Michael Shurkin : Le peuple burkinabè est, à juste titre, frustré par la dégradation de la situation sécuritaire et l'apparente impuissance du gouvernement de Damiba à l'améliorer. Certains le croient sans doute incapable de sauver le pays et peut-être pire : de le mener dans la mauvaise direction. 

De nombreux manifestants se sont rassemblés devant l'ambassade de France, mettant le feu aux barrières de protection et jetant des pierres à l'intérieur. Est-ce un nouveau signe que la France est perçue comme un ennemi par la population ? Comment expliquer cette situation ?
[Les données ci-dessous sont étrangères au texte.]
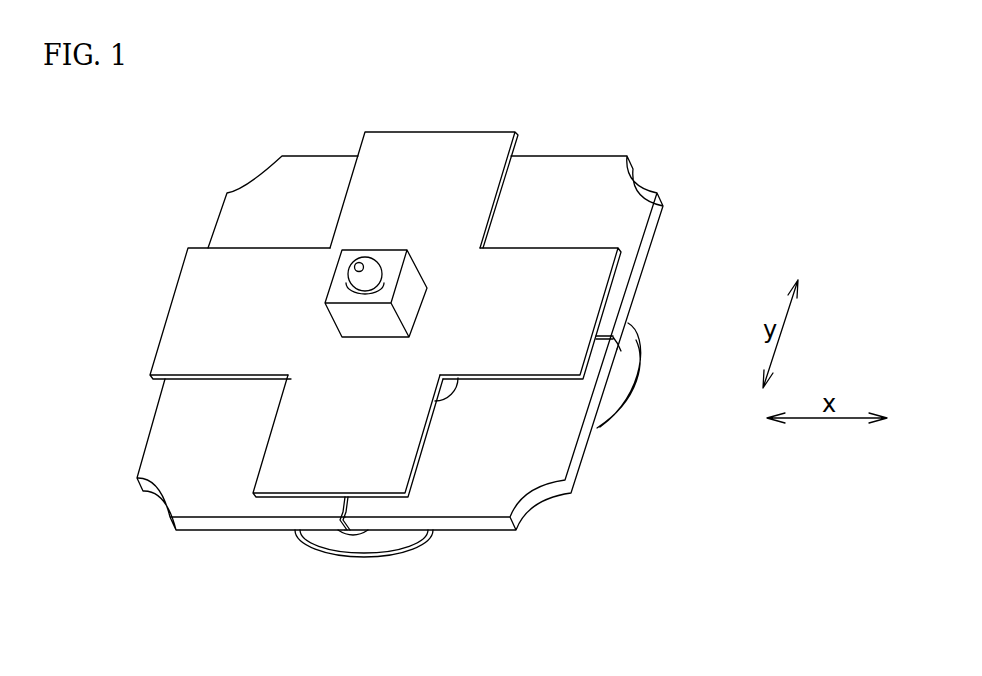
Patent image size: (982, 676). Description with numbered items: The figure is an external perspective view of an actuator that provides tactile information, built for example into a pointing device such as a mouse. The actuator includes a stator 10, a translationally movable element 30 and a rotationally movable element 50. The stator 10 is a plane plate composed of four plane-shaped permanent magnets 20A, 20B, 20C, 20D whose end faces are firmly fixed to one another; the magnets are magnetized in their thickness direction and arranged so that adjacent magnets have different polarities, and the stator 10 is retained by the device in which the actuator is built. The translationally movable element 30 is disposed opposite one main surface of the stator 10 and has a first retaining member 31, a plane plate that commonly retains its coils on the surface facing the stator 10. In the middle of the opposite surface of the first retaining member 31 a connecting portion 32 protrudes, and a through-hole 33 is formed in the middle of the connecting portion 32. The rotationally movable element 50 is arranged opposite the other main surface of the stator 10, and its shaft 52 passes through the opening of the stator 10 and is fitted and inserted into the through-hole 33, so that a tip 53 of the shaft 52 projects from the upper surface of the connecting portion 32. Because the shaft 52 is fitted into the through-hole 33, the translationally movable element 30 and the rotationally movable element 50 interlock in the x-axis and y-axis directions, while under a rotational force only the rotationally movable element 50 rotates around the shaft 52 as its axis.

The stator 10 is at (603, 144).
The permanent magnet 20A is at (637, 222).
The permanent magnet 20B is at (503, 508).
The permanent magnet 20C is at (142, 463).
The permanent magnet 20D is at (230, 215).
The translationally movable element 30 is at (504, 237).
The first retaining member 31 is at (430, 138).
The connecting portion 32 is at (385, 258).
The through-hole 33 is at (383, 266).
The rotationally movable element 50 is at (360, 563).
The shaft 52 is at (353, 290).
The tip 53 is at (368, 258).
Oui, la France est perçue comme un ennemi par une partie de la population, mais il n'y a pas de bon moyen de savoir quelle est cette partie.
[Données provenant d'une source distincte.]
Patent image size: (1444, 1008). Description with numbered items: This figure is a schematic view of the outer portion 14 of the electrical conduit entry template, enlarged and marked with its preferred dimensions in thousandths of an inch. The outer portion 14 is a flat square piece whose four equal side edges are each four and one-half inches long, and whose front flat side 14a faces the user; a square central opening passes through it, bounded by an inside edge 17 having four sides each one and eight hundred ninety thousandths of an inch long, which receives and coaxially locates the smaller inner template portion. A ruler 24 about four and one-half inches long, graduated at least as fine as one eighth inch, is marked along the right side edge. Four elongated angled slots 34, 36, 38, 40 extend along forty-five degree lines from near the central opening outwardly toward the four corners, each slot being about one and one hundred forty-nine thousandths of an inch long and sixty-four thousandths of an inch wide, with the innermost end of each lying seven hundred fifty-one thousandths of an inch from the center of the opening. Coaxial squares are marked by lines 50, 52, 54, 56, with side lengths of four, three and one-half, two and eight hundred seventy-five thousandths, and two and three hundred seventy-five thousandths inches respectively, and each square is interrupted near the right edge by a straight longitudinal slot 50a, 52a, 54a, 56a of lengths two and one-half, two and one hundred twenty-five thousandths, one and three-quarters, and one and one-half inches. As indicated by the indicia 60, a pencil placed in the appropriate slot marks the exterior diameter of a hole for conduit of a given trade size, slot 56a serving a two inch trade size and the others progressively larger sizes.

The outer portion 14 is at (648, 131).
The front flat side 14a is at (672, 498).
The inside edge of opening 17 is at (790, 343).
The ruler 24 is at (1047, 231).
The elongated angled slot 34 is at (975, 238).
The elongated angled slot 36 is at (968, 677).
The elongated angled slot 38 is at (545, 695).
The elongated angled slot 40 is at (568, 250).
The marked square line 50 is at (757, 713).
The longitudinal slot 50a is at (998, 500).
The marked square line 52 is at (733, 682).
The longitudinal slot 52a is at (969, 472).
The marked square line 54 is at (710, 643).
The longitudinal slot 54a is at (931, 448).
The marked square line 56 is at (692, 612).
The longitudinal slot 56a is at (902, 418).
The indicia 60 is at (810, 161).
Les Burkinabè, comme les Maliens, souffrent d'une sorte de dissonance cognitive liée à leur incapacité à comprendre pourquoi les choses vont si mal malgré les efforts de leurs propres services de sécurité et des partenaires internationaux de leur pays, au premier rang desquels la France. Certains, dans leur effort de compréhension, se tournent vers l'idéologie panafricaniste selon laquelle le vrai problème est l'ingérence étrangère (française), et la menace djihadiste est considérée comme un produit de l'ingérence française et cessera donc d'être un vrai problème une fois que les Français seront partis. Nombreux sont ceux qui adhèrent à des théories du complot selon lesquelles les Français arment en fait les djihadistes. Ces théories simplifient une réalité très complexe et évitent aux habitants d'avoir à comprendre leur propre responsabilité et à trouver leurs propres solutions.

Il convient de noter que ces manifestants brandissant des drapeaux russes partent du principe que le coup d'État est un coup porté à la France et qu'il est donc positif. En réalité, rien ne prouve que les putchistes sont motivés par une vision particulière de la France. Ils ne semblent pas non plus comprendre si la nouvelle junte a vraiment de meilleures idées pour sauver le pays.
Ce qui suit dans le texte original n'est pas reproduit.